Gli altri due portieri arrivati in semifinali con le rispettive squadre, Hugo Lloris ed Emi Martínez, hanno vissuto un Mondiale meno continuo, forse anche meno emozionante, ma si sono fatti trovare pronti al momento giusto: il capitano della Francia, praticamente mai sollecitato davvero nelle tre gare disputate coi Bleus (Deschamps ha fatto giocare Mandanda contro la Tunisia), ha permesso alla sua squadra di tenere nel momento di maggior spinta contro l’Inghilterra, grazie ad alcuni interventi davvero prodigiosi; tra questi, spicca la deviazione su una botta di Bellingham davvero fortissima, una parata arrivata all’apice di un volo di grande impatto scenico, ma anche molto efficace. Emi Martínez, invece, si è preso la scena in una situazione piuttosto difficile per l’Argentina, dopo la rimonta da 0-2 a 2-2 subita contro i Paesi Bassi: il portiere dell’Aston Villa ha deviato i rigori di Van Dijk e di Berghuis grazie a due splendidi balzi in allungo, uno a destra e uno a sinistra, il primo spiccato dopo aver saltellato su entrambe le gambe, il secondo dopo aver tamburellato il campo con i piedi, in entrambi i casi ha mostrato una grandissima esplosività muscolare. Anche El Dibu, come raccontato dal Diário Olé in questo articolo monografico, studia con grande attenzione i possibili avversari che dovrà affrontare dagli undici metri.

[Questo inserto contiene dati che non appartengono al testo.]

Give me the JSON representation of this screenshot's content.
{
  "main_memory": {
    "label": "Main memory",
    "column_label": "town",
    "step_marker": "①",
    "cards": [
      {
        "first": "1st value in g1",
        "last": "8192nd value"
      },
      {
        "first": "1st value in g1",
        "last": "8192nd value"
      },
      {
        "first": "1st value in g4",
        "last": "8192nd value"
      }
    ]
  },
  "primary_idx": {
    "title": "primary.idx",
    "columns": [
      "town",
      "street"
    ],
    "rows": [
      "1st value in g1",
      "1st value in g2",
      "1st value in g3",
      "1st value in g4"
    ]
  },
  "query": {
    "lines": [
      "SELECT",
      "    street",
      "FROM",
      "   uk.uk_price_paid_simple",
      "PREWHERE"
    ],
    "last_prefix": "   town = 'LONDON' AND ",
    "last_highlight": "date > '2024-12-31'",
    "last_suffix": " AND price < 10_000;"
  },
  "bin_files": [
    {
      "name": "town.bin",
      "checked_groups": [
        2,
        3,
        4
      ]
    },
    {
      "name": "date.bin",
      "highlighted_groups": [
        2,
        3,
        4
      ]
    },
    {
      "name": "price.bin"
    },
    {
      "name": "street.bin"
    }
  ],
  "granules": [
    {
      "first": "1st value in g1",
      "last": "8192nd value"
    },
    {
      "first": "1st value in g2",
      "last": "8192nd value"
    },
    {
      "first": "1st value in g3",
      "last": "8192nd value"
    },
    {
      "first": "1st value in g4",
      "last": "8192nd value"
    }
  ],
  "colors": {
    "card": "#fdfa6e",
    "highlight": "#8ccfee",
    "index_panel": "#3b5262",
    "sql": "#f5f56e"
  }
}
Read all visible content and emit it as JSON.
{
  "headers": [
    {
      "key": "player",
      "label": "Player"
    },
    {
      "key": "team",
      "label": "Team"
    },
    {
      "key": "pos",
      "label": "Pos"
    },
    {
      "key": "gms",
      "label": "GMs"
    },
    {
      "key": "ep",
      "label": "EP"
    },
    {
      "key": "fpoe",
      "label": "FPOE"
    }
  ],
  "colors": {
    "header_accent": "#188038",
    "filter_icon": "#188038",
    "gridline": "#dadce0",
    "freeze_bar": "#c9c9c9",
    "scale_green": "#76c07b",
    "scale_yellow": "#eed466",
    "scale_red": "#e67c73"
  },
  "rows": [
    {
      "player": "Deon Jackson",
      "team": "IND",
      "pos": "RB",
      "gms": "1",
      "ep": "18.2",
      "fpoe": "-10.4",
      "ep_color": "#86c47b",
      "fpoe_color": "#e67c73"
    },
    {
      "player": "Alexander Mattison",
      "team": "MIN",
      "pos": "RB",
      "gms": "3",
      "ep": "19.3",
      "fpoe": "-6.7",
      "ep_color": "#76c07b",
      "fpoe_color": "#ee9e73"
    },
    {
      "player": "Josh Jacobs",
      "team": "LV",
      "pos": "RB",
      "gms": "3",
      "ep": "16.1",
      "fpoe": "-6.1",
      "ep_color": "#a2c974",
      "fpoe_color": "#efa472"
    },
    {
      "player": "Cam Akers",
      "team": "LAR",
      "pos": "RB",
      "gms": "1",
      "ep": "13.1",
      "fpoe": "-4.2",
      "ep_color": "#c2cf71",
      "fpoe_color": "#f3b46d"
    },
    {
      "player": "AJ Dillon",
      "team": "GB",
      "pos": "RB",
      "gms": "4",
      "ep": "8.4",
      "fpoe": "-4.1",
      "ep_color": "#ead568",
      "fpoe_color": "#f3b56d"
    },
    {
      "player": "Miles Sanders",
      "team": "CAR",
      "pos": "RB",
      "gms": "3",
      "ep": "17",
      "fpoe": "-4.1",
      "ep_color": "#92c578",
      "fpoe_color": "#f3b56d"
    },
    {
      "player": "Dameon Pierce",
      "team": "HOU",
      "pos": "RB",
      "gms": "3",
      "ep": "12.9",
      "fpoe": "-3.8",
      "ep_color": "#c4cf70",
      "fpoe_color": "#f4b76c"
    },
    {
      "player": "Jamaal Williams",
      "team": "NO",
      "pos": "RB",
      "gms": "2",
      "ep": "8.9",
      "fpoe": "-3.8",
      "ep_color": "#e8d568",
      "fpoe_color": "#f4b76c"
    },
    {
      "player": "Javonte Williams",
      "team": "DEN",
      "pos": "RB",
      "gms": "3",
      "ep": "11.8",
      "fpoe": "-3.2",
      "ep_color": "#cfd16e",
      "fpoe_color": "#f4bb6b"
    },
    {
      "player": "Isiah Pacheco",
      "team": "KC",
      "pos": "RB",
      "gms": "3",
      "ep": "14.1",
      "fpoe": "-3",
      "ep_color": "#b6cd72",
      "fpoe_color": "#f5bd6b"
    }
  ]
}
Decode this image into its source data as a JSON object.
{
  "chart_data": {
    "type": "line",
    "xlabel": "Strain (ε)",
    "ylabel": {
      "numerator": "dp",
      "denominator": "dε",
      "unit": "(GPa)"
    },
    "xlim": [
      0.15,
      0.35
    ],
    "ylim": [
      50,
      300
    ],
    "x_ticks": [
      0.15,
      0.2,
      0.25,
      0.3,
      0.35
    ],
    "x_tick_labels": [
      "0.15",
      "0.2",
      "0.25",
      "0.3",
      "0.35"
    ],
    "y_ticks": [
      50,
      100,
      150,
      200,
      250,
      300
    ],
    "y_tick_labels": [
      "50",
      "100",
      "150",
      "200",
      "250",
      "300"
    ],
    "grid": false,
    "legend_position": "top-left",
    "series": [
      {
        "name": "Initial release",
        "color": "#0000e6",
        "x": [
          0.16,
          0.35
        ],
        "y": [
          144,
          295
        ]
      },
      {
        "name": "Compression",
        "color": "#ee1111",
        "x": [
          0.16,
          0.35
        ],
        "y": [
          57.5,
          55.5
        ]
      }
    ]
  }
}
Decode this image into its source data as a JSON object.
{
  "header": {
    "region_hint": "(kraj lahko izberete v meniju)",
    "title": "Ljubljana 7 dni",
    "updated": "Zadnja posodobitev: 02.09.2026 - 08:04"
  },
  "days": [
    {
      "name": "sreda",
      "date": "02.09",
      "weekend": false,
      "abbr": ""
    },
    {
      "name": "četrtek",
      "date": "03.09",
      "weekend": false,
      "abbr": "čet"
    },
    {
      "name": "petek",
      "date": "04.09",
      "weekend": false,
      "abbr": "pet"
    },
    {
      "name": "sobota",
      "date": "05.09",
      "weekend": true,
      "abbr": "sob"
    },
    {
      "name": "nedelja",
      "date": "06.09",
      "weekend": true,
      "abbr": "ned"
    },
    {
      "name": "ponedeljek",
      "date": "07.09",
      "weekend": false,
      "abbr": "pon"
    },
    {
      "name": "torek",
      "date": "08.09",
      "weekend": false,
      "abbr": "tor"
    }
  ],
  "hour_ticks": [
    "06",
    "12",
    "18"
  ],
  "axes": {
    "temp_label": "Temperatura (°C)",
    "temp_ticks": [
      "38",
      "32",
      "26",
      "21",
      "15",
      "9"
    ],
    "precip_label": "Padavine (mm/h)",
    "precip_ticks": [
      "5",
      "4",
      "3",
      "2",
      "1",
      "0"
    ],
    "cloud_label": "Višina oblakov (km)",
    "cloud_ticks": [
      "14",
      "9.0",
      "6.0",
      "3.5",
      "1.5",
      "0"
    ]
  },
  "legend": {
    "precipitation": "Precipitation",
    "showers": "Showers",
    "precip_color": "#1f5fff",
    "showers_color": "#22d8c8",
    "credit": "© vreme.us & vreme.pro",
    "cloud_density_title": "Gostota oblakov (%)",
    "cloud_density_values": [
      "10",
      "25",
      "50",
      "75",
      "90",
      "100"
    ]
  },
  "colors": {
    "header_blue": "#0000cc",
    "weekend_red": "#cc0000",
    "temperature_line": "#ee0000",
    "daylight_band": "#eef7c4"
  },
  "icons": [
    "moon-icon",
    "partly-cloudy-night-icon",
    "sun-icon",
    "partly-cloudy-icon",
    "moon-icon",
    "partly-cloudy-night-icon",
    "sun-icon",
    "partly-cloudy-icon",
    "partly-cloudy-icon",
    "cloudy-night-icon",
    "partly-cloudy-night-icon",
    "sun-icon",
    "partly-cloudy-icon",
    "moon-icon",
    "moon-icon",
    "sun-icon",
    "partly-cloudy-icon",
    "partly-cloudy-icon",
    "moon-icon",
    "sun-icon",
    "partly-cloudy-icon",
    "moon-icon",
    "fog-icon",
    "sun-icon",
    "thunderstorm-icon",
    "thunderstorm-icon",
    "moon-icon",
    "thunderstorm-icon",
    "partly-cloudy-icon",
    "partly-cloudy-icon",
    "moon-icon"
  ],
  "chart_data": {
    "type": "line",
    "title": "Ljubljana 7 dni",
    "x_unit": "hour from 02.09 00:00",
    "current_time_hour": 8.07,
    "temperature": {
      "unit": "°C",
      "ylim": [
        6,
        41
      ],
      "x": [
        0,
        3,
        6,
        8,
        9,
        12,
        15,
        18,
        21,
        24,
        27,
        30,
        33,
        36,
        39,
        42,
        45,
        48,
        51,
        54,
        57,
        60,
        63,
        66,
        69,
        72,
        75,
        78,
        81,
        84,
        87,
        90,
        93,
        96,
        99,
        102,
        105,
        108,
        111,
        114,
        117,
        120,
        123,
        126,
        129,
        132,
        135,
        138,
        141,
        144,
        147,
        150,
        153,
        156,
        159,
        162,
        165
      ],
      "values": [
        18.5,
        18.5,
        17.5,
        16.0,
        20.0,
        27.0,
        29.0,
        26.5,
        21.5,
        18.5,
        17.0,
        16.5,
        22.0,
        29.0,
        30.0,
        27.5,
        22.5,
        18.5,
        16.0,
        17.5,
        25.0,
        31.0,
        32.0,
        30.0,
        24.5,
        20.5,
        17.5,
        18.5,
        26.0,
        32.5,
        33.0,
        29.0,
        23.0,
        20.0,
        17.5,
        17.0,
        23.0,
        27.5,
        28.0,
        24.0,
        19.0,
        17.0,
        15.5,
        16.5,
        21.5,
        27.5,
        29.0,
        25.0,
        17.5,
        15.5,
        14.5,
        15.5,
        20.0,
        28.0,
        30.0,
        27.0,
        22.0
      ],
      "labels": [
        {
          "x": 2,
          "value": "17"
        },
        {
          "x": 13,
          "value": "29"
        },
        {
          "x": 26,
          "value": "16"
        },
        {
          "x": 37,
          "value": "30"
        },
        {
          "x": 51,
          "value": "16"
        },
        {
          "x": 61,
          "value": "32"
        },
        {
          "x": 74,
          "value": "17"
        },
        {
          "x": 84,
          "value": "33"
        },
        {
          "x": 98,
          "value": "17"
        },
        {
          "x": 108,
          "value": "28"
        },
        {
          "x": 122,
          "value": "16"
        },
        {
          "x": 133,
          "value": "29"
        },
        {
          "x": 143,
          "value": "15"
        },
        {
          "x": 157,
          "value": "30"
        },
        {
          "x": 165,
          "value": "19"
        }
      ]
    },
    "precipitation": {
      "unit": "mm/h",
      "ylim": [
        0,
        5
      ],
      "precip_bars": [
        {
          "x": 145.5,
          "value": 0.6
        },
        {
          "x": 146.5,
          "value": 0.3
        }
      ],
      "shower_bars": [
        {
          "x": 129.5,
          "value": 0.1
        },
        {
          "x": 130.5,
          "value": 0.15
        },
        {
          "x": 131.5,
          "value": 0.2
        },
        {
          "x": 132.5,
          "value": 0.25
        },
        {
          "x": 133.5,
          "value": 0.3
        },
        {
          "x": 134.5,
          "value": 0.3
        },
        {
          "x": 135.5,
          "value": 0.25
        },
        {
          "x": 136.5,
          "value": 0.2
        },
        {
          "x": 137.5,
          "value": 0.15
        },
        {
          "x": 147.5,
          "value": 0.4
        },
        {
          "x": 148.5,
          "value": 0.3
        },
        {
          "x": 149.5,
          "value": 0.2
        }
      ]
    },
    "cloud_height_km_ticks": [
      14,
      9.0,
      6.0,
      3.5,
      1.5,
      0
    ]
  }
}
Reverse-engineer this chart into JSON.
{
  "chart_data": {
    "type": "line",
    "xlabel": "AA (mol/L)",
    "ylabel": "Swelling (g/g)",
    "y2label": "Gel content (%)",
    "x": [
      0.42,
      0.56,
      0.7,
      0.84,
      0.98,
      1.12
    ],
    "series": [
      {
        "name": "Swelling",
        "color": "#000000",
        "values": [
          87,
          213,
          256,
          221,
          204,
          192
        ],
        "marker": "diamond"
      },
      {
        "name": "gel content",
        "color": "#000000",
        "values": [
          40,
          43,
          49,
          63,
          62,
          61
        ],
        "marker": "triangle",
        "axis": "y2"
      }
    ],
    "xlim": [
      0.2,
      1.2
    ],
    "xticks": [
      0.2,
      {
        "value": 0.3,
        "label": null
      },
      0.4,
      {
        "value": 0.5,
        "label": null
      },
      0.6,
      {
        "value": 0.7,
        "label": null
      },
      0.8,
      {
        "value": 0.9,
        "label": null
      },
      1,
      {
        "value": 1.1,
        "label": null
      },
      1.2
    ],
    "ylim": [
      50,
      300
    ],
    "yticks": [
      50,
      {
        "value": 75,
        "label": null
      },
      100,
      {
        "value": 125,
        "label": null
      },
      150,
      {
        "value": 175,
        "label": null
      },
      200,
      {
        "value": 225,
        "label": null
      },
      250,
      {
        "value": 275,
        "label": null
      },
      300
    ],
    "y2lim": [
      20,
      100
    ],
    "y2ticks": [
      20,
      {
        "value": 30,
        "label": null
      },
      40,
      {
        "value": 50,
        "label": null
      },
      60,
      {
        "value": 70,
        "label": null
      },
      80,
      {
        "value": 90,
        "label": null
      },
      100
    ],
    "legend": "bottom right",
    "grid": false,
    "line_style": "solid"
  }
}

Con esiti piuttosto positivi:

I rigori di Paesi Bassi-Argentins

Riconoscere i meriti di Bono, di Livakovic, di Emi Martínez e di Lloris è un modo per celebrare anche gli altri portieri che hanno disputato un gran Mondiale ma non sono riusciti ad arrivare alla fine del torneo: Wojciech Szczesny, strepitoso contro l’Arabia Saudita e poi anche contro l’Argentina agli ottavi; Guillermo Ochoa, totem del Messico che ha parato un rigore a Lewandowski; Andries Noppert, catapultato in pochi mesi dal ruolo di dodicesimo in squadre di seconda divisione – il Foggia e il Go Ahead Eagles – alla maglia da titolare in una Nazionale arrivata a un soffio dalla semifinale in Coppa del Mondo. Anche loro, in fondo, sono stati eroi nelle rispettive squadre, hanno fatto in modo che rendessero per le loro qualità e forse anche oltre, si sono presi la ribalta per qualche istante e poi l’hanno lasciata di nuovo agli attaccanti, ai giocatori deputati a fare gol, non a evitarli. A quei giocatori che di solito sono le stelle più lucenti dei Mondiali, ma questa volta c’è spazio anche per i portieri: ci vogliono intuito e fortuna e studio, ci vogliono talento e sicurezza, per ergersi a protagonista quando non si è destinati a esserlo. E loro ce l’hanno fatta.